Don Det is the most accessible of the islands — a ten-minute boat from the transport hub at Ban Nakasang, itself a forty-five-minute tuk-tuk from the nearest town, Muang Khong. It is flat. Entirely flat, which is its own luxury in a country where everything else rises dramatically. A path circles the island and another bisects it, and on a bicycle you can do the whole circuit in under an hour. Most people take two or three, stopping to watch the river, to eat at a riverside shack, to lie in a hammock strung between two palm trees that overhangs the current.

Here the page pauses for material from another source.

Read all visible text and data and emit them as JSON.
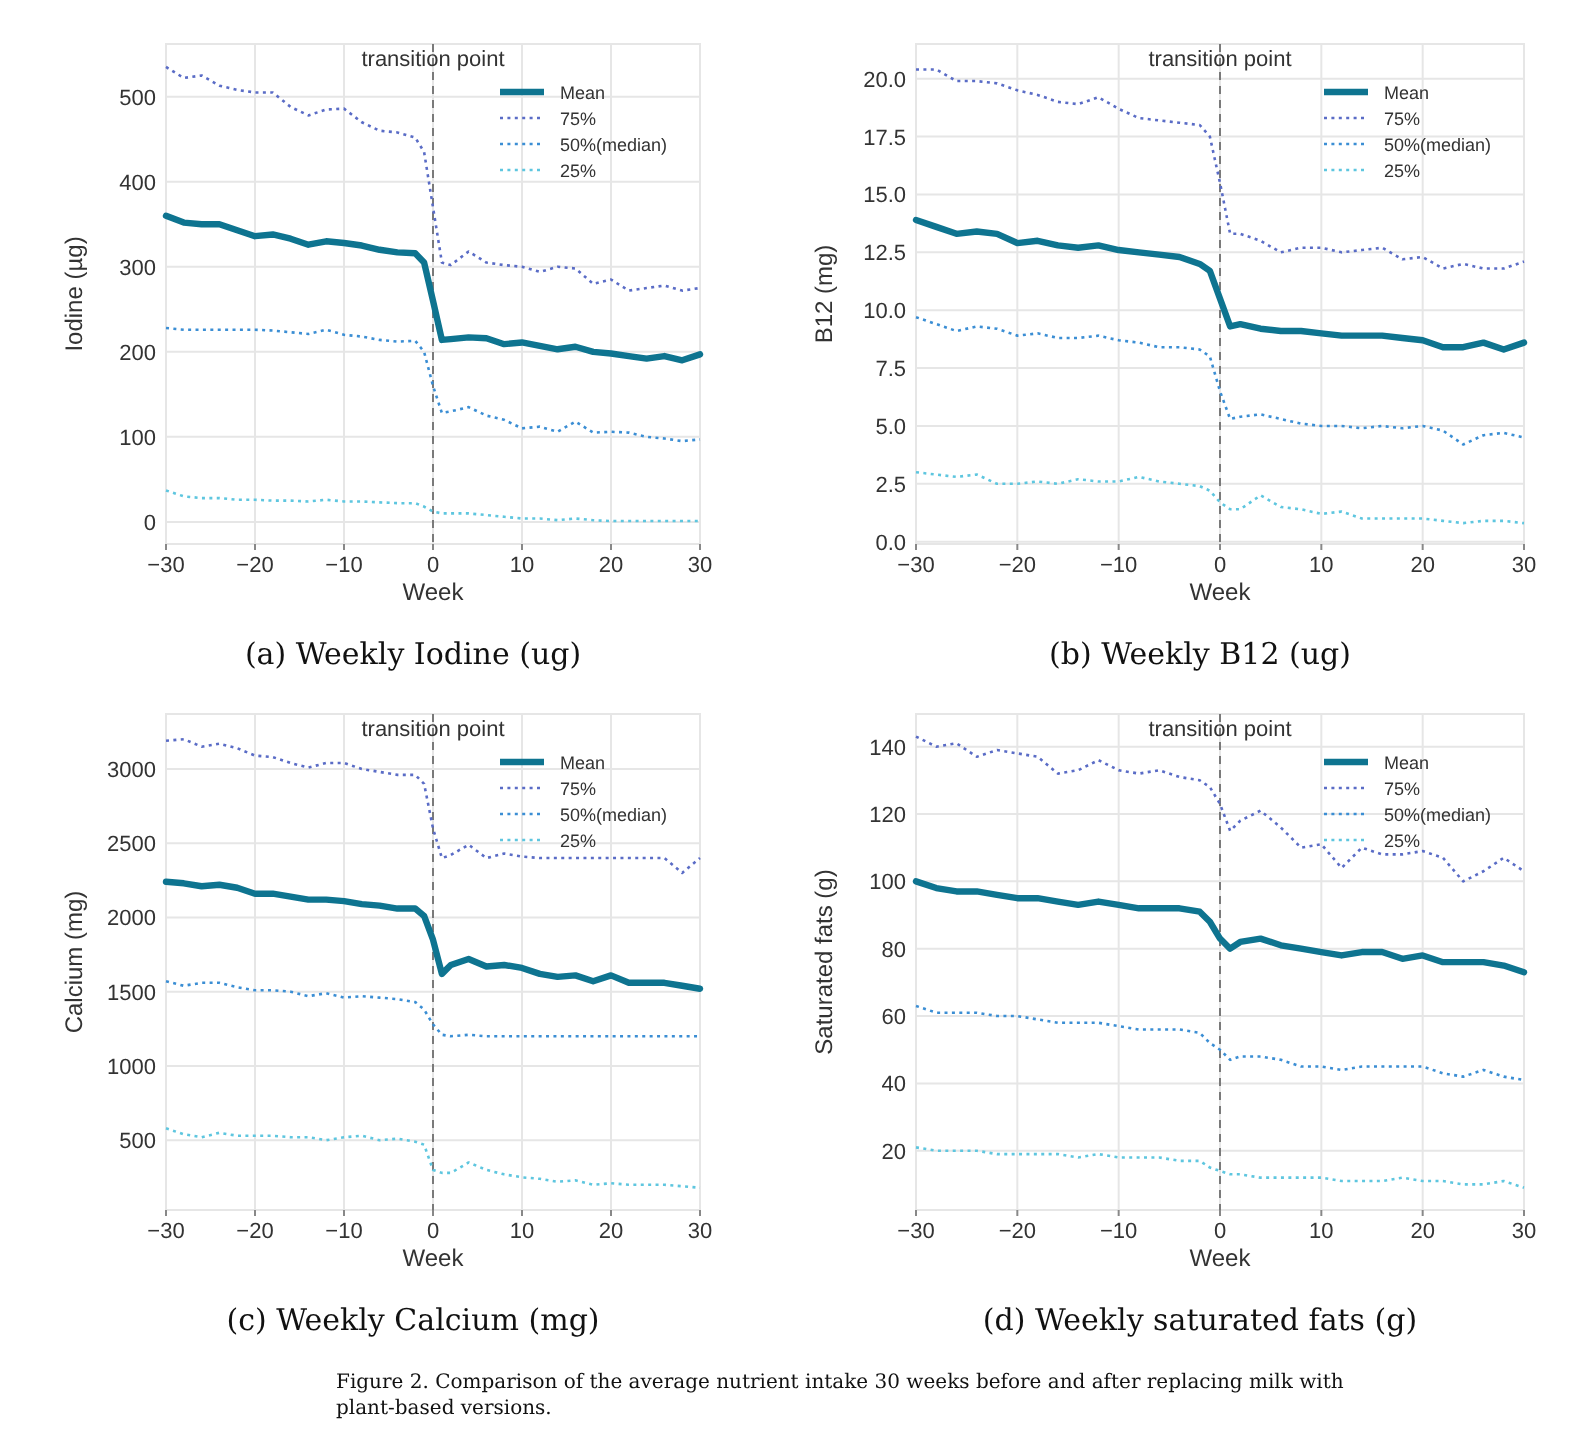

The wide southern Mekong at Don Det near Khon Falls, white water visible in the far distance and islands stretching to the horizon

The guesthouses here are almost uniformly bamboo-and-wood structures on stilts at the water’s edge, with hammocks on their terraces and menus that have not changed substantially in years. This is not a criticism. The food — fried Mekong fish with sticky rice, a green papaya salad that arrives genuinely spicy unless you specify otherwise, Beerlao poured cold from a shared bottle — is calibrated exactly to the pace of the place. You eat slowly. You don’t really know what time it is. There are dogs. Roosters perform at four in the morning with complete indifference to the schedule of their human neighbours.

The reason to come south rather than staying in Luang Prabang is this: the Irrawaddy river dolphins. A small and critically endangered population of Orcaella brevirostris lives in the pools below Don Khon island, a short bike ride south across the French colonial-era rail bridge from Don Det. You get there at dawn, hire a small boat, and a fisherman takes you out to where the dolphins surface. They are grey and rounded and come up slowly to breathe, and their dorsal fin is barely perceptible. They are nothing like the bottlenose performances of marine parks, and they are extraordinary. The population here has dwindled to fewer than a dozen. You watch them in the knowledge that this is rare in a way that the word rare does not adequately contain.

Irrawaddy dolphins surfacing in the wide pool below Don Khon island, the Mekong glittering in early morning light

The Khone Phapheng falls, the largest waterfall in Southeast Asia by volume, is a motorbike ride from the southern tip of the island network. But on Don Det itself, the afternoons are governed by the river and the hammock, and by the light that comes late in the day from the west and turns everything amber. I spent three days here doing almost nothing measurable and left feeling as if I had accomplished something significant.

When to go: November through May is when the islands are accessible and the swimming safe. The dry season peaks (January to March) see the sandbars and beaches at their most extensive — you can walk between some islands at low water. The rainy season (June through October) floods everything: many guesthouses close, the dolphins relocate, and the islands shrink to their wet-season shape.